Authors: K.K. Arcand, E. Jiang, S. Price, M. Watzke, T. Sgouros, P. Edmonds
First Author’s Institution: Smithsonian Astrophysical Observatory, USA
Status: Published in Communicating Astronomy with the Public Journal, open access
How many of us have dreamed of flying among the stars? While interstellar travel is still a long way off, virtual reality can allow us to immerse ourselves in space and get up close to the astrophysical phenomena we point our telescopes at. The authors of today’s paper adapted a 3D model of a supernova remnant from Delaney and team into virtual reality.
How to make a supernova remnant
Supernovae are violent explosions which occur when the cores of massive stars run out of fuel for nuclear fusion. The core is no longer supported, so it collapses into a neutron star or black hole. This releases an enormous amount of energy, propelling the outer layers of the star outwards and producing the brilliant brightening we know as a supernova. Over time, the layers of the star slow down and interact with the interstellar medium, producing the beautiful supernova remnants we can still see today.
Cassiopeia A (Cas A) is a famous supernova remnant which resulted from an explosion potentially observable from Earth approximately 340 years ago. It has been observed extensively across multiple wavelengths, including in X-rays by Chandra, in infrared from Spitzer and optical data from ground-based telescopes. Figure 1 shows Cas A where the different colours represent different X-ray energy bands which trace different chemicals.
Building in 3D
Look up at the stars and the night sky appears flat: you cannot by eye tell which stars are closest to us. So how do astronomers convert the 2D data of Cas A into a 3D model? The observed spectra are shifted in wavelength compared to normal so astronomers use the Doppler effect to convert this to the velocity of the debris. As they expect the debris to be expanding radially outwards from the explosion centre, they use geometry to construct a 3D model of Cas A. The model was displayed using a medical imaging program called 3D Slicer, modified for astronomical use.

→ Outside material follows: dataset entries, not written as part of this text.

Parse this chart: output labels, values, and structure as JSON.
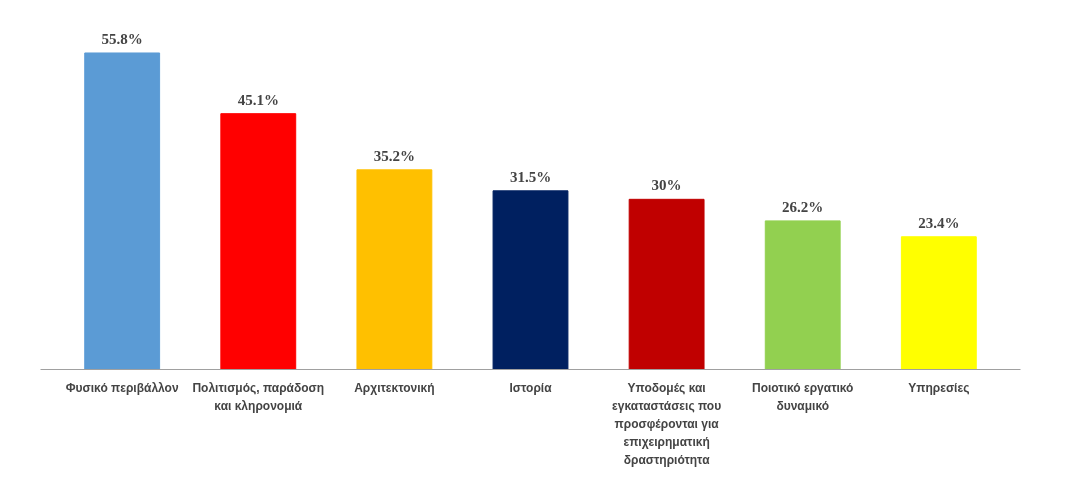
{
  "chart_data": {
    "type": "bar",
    "categories": [
      "Φυσικό περιβάλλον",
      "Πολιτισμός, παράδοση και κληρονομιά",
      "Αρχιτεκτονική",
      "Ιστορία",
      "Υποδομές και εγκαταστάσεις που προσφέρονται για επιχειρηματική δραστηριότητα",
      "Ποιοτικό εργατικό δυναμικό",
      "Υπηρεσίες"
    ],
    "values": [
      55.8,
      45.1,
      35.2,
      31.5,
      30,
      26.2,
      23.4
    ],
    "colors": [
      "#5b9bd5",
      "#ff0000",
      "#ffc000",
      "#002060",
      "#c00000",
      "#92d050",
      "#ffff00"
    ],
    "value_labels": [
      "55.8%",
      "45.1%",
      "35.2%",
      "31.5%",
      "30%",
      "26.2%",
      "23.4%"
    ],
    "tick_labels": "x"
  }
}
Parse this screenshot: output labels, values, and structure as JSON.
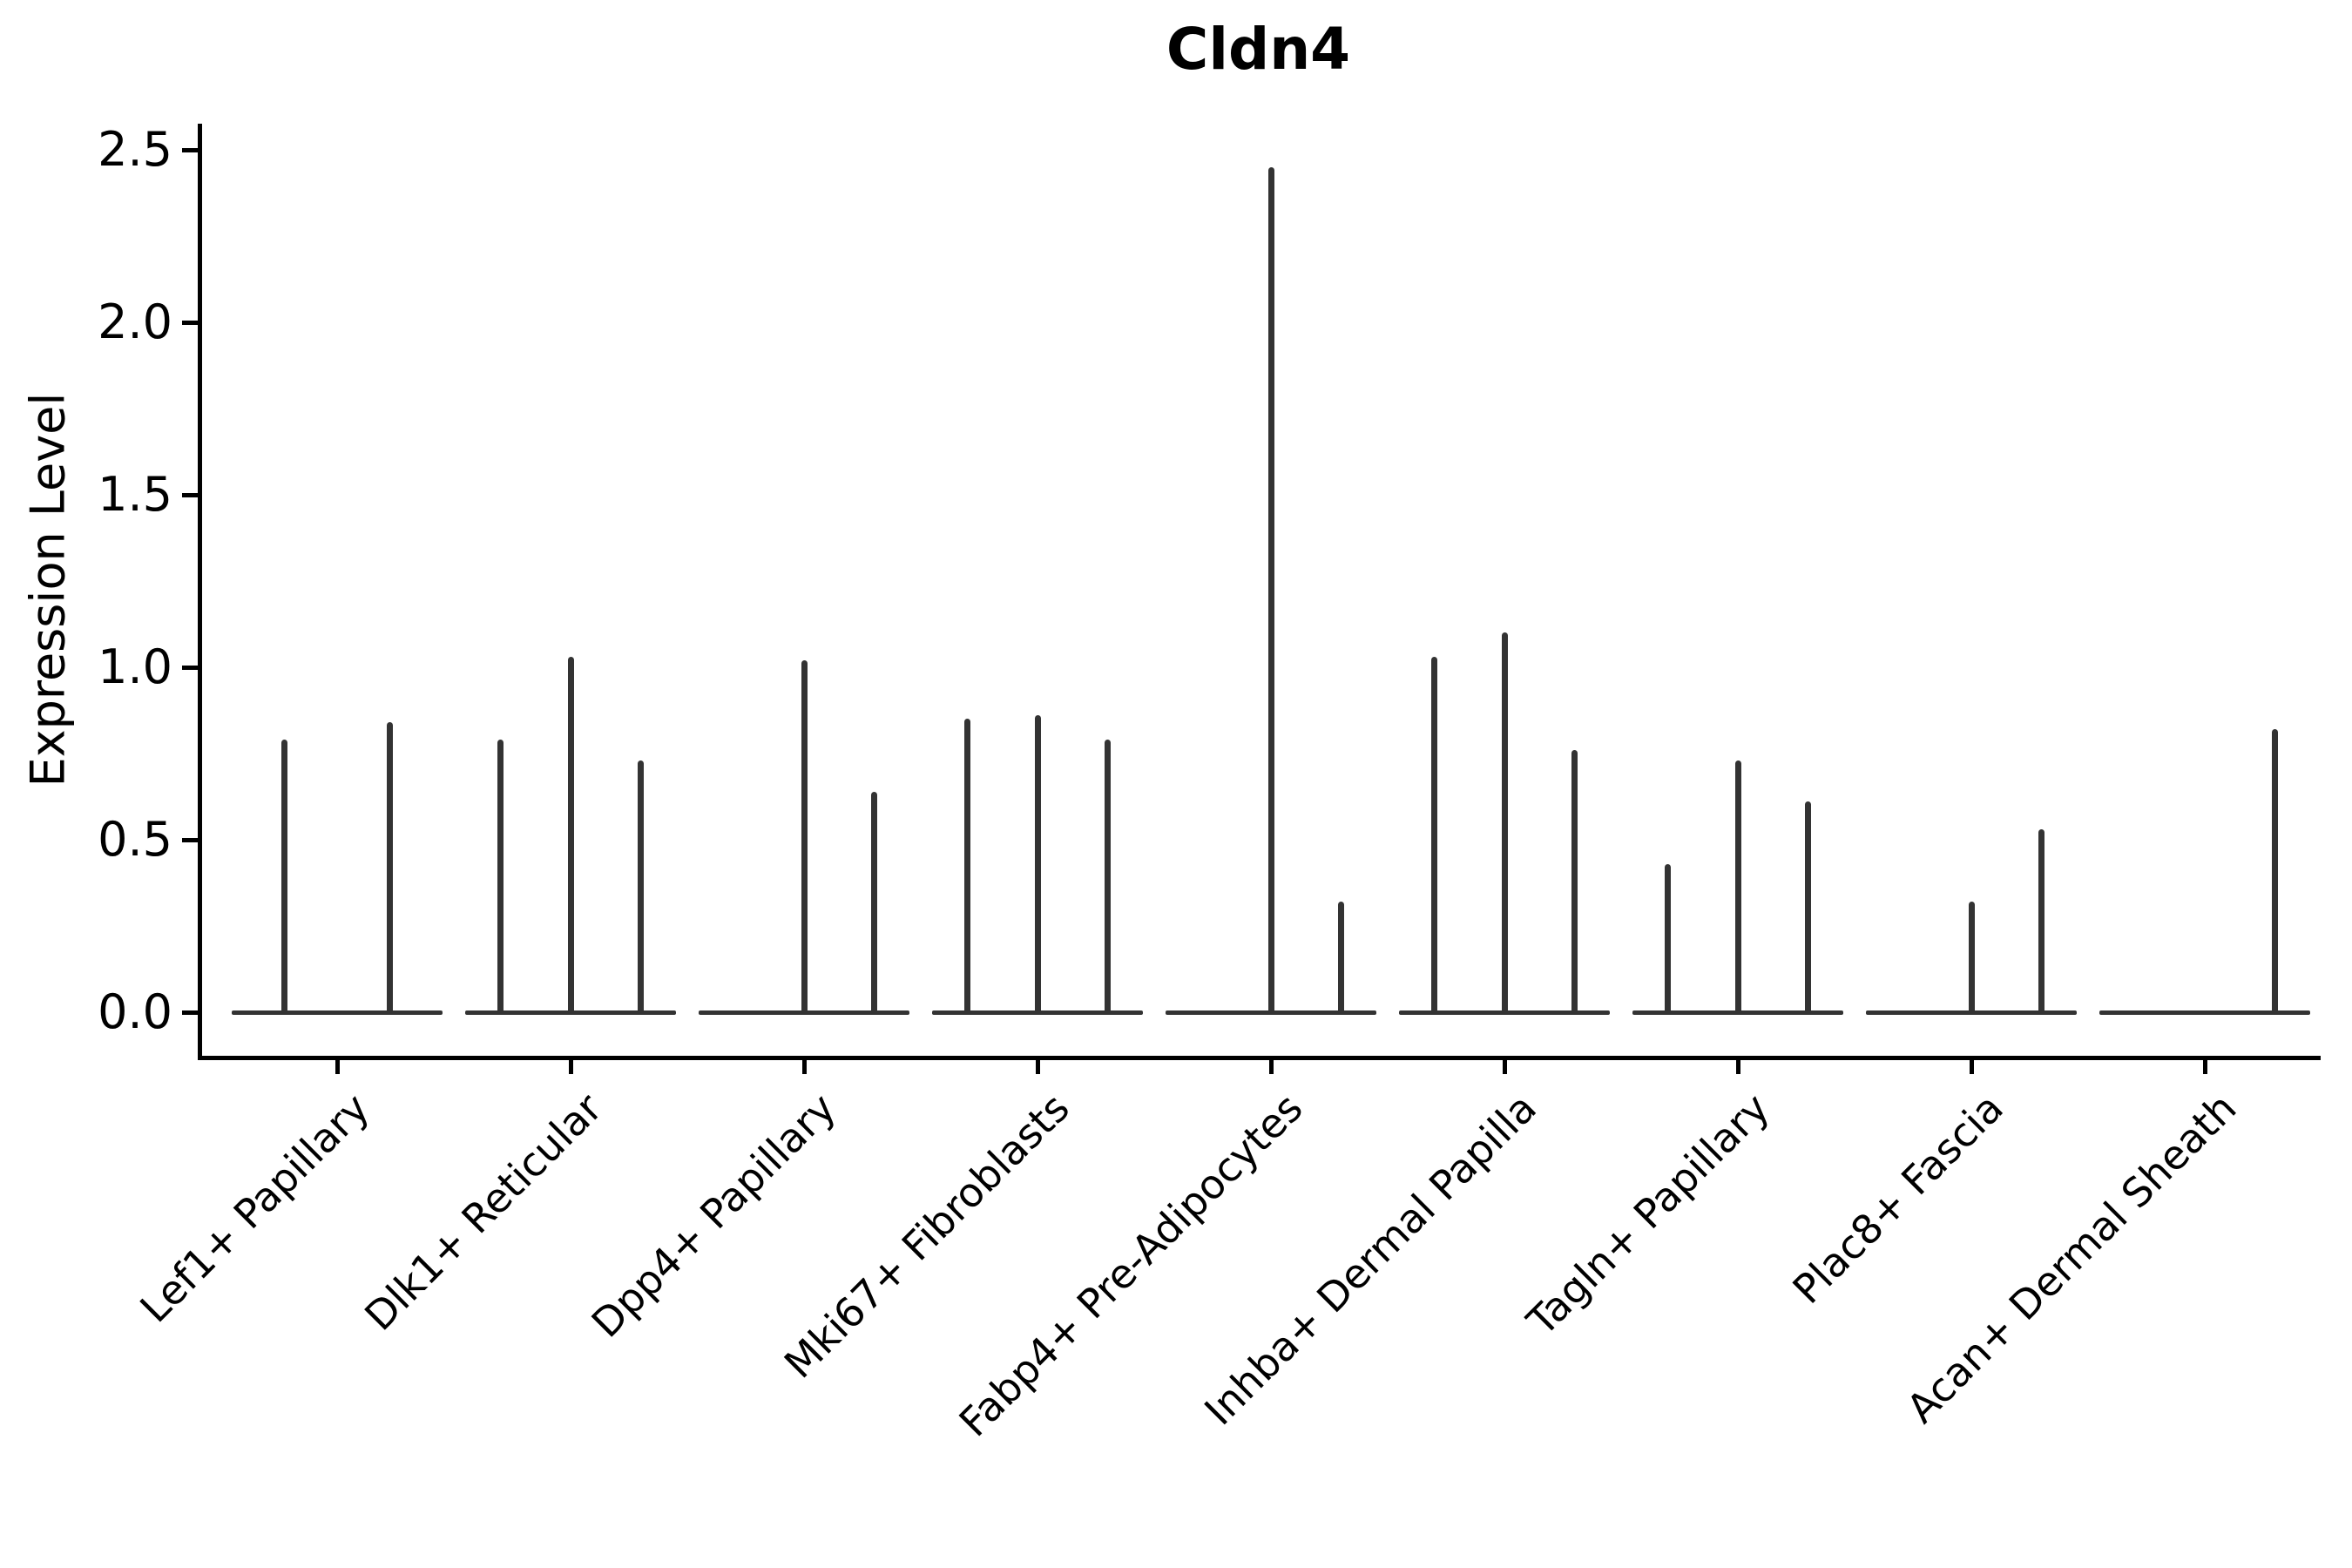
{
  "figure": {
    "background": "#ffffff",
    "axis_color": "#000000",
    "violin_color": "#333333"
  },
  "chart_data": {
    "type": "violin",
    "title": "Cldn4",
    "xlabel": "",
    "ylabel": "Expression Level",
    "ylim": [
      0,
      2.5
    ],
    "yticks": [
      "0.0",
      "0.5",
      "1.0",
      "1.5",
      "2.0",
      "2.5"
    ],
    "ytick_values": [
      0,
      0.5,
      1.0,
      1.5,
      2.0,
      2.5
    ],
    "grid": false,
    "legend_position": "none",
    "description": "Violin plot of Cldn4 expression; each category holds up to 3 extremely thin sample violins drawn as vertical spikes over a flat zero baseline. max = spike top (expression level); max 0 means a flat violin at baseline.",
    "categories": [
      {
        "label": "Lef1+ Papillary",
        "violins": [
          {
            "offset": -60.25,
            "max": 0.79
          },
          {
            "offset": 60.25,
            "max": 0.84
          }
        ]
      },
      {
        "label": "Dlk1+ Reticular",
        "violins": [
          {
            "offset": -80.5,
            "max": 0.79
          },
          {
            "offset": 0,
            "max": 1.03
          },
          {
            "offset": 80.5,
            "max": 0.73
          }
        ]
      },
      {
        "label": "Dpp4+ Papillary",
        "violins": [
          {
            "offset": -80.5,
            "max": 0
          },
          {
            "offset": 0,
            "max": 1.02
          },
          {
            "offset": 80.5,
            "max": 0.64
          }
        ]
      },
      {
        "label": "Mki67+ Fibroblasts",
        "violins": [
          {
            "offset": -80.5,
            "max": 0.85
          },
          {
            "offset": 0,
            "max": 0.86
          },
          {
            "offset": 80.5,
            "max": 0.79
          }
        ]
      },
      {
        "label": "Fabp4+ Pre-Adipocytes",
        "violins": [
          {
            "offset": -80.5,
            "max": 0
          },
          {
            "offset": 0,
            "max": 2.45
          },
          {
            "offset": 80.5,
            "max": 0.32
          }
        ]
      },
      {
        "label": "Inhba+ Dermal Papilla",
        "violins": [
          {
            "offset": -80.5,
            "max": 1.03
          },
          {
            "offset": 0,
            "max": 1.1
          },
          {
            "offset": 80.5,
            "max": 0.76
          }
        ]
      },
      {
        "label": "Tagln+ Papillary",
        "violins": [
          {
            "offset": -80.5,
            "max": 0.43
          },
          {
            "offset": 0,
            "max": 0.73
          },
          {
            "offset": 80.5,
            "max": 0.61
          }
        ]
      },
      {
        "label": "Plac8+ Fascia",
        "violins": [
          {
            "offset": -80.5,
            "max": 0
          },
          {
            "offset": 0,
            "max": 0.32
          },
          {
            "offset": 80.5,
            "max": 0.53
          }
        ]
      },
      {
        "label": "Acan+ Dermal Sheath",
        "violins": [
          {
            "offset": -80.5,
            "max": 0
          },
          {
            "offset": 0,
            "max": 0
          },
          {
            "offset": 80.5,
            "max": 0.82
          }
        ]
      }
    ]
  }
}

The 3D model, see Figure 2, contains two main components. This visualisation showed that the outer layers of the exploded star, composed of light elements like helium and carbon, come off the star spherically. The flattened disk-like part contains heavier elements like argon (yellow) and iron (green) from the inner layers of the star. High velocity jets of argon and iron are shooting out from the explosion in the same plane as the disk. This was the first time that the orientation and positions of the flattened disk and jets had been mapped in 3D. The blue filaments defining the outer blast wave are not mapped using the Doppler effect as they emit synchrotron radiation, meaning light is emitted as a broad continuum rather than discrete wavelengths, so this is not in the animation.
Converting to Virtual Reality
We are not yet at the point where raw astronomy data can be plugged into virtual reality (VR) software, so the authors had to bridge the gap between them to make the visualisation. There are two types of data used in VR: i) volumetric data, where the data inside an object is rendered – like a CT scan allows doctors to look inside our bodies – and ii) surface data, where only the outside is rendered – like taking a photo of someone with a normal camera. The authors used the Visualisation Toolkit software to read in the supernova data collected from the different instruments and used the software’s inbuilt filters and mappers to render the remnant’s volume and surface. The authors then had to integrate the Visualisation Toolkit program with MinVR, their toolkit to display the VR.
Seeing in VR
So what are the advantages of VR? VR allows the user to explore the inside of the supernova remnant themselves in 3D (Figure 3). Users can select parts to interact with which brings up captions explaining what they are (Figure 4).
While the VR was designed for 3D immersive environments like Oculus Rift (such as that in Figure 3), it has also been adapted for use online with Google Cardboard optional for a more immersive experience, allowing more users to access this experience.
Is the Future in VR?
VR is gaining in popularity for video games as the technology becomes less expensive, but are the public actually interested in engaging with astronomy through VR? Another team, led by Ferrand, suggest this is the case, finding their VR booth was very popular with visitors of all ages, with many queueing for over an hour at the Astrophysical Big Bang Laboratory at Riken in Japan. Visitors were very impressed by being able to step inside the supernova and found it remarkable that they were looking at a scientific simulation of a supernova.
VR has the potential to engage non-experts with visualisations of astrophysical phenomena and models from real scientific data and simulations. The authors plan to build more visualisations including the life-cycle of stars and other supernova. They hope their generic program could act as a skeleton to make other VR models much more easily for astronomy and biomedical fields. Perhaps, if these advancements occur, astronomers of the future will simply upload their observations or simulations into VR and physically immerse themselves to analyse their data.